As the most prominent feature of the polar stratosphere, polar vortex results in widespread changes in the climate system, especially in the ozone variation. In this study, the linkage between polar vortex and ozone depletion in Antarctic stratosphere during the period 1979–2016 is investigated; we calculated the averaged total column ozone within the polar vortex based on the vortex edge (−28.8 PVU PV contour) instead of the geographical region defined by latitude and longitude. Results from the spatial patterns of ozone and polar vortex suggest that the morphological changes of polar vortex can impact the horizontal distribution of ozone and the ozone within the polar vortex experiences a severe depletion in spring.
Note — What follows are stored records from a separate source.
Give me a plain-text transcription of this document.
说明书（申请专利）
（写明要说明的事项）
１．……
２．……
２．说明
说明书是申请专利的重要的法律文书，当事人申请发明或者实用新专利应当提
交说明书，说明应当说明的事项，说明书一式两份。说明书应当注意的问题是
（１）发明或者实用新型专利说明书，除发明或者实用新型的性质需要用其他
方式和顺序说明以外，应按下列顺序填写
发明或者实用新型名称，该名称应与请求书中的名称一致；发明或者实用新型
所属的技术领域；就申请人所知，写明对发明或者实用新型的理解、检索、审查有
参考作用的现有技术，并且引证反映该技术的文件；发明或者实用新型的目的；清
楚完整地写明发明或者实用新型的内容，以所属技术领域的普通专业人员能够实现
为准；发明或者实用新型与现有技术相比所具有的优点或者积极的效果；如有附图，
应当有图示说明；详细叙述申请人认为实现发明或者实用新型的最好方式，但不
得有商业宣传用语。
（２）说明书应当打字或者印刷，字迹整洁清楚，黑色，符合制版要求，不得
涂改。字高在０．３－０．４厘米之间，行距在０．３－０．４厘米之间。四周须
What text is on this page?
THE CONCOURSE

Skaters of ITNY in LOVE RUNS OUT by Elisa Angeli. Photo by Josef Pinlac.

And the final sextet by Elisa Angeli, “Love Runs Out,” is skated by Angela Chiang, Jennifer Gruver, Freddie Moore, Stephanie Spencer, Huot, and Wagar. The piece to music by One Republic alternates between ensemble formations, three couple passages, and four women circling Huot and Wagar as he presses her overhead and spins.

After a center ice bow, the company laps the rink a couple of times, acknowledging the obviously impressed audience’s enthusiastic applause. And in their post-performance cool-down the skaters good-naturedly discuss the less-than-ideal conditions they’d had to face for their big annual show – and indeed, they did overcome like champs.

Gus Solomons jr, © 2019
The negative relationship between ozone and polar vortex in terms of vortex area, strength, and breakup time is significant with the correlation coefficients of −0.57, −0.68, and −0.76, respectively. The breakup time of polar vortex plays an important role in the relation between polar vortex and ozone depletion with the highest-value correlation coefficient among three polar vortex parameters. Furthermore, the possible mechanism for this relationship is also discussed in this article.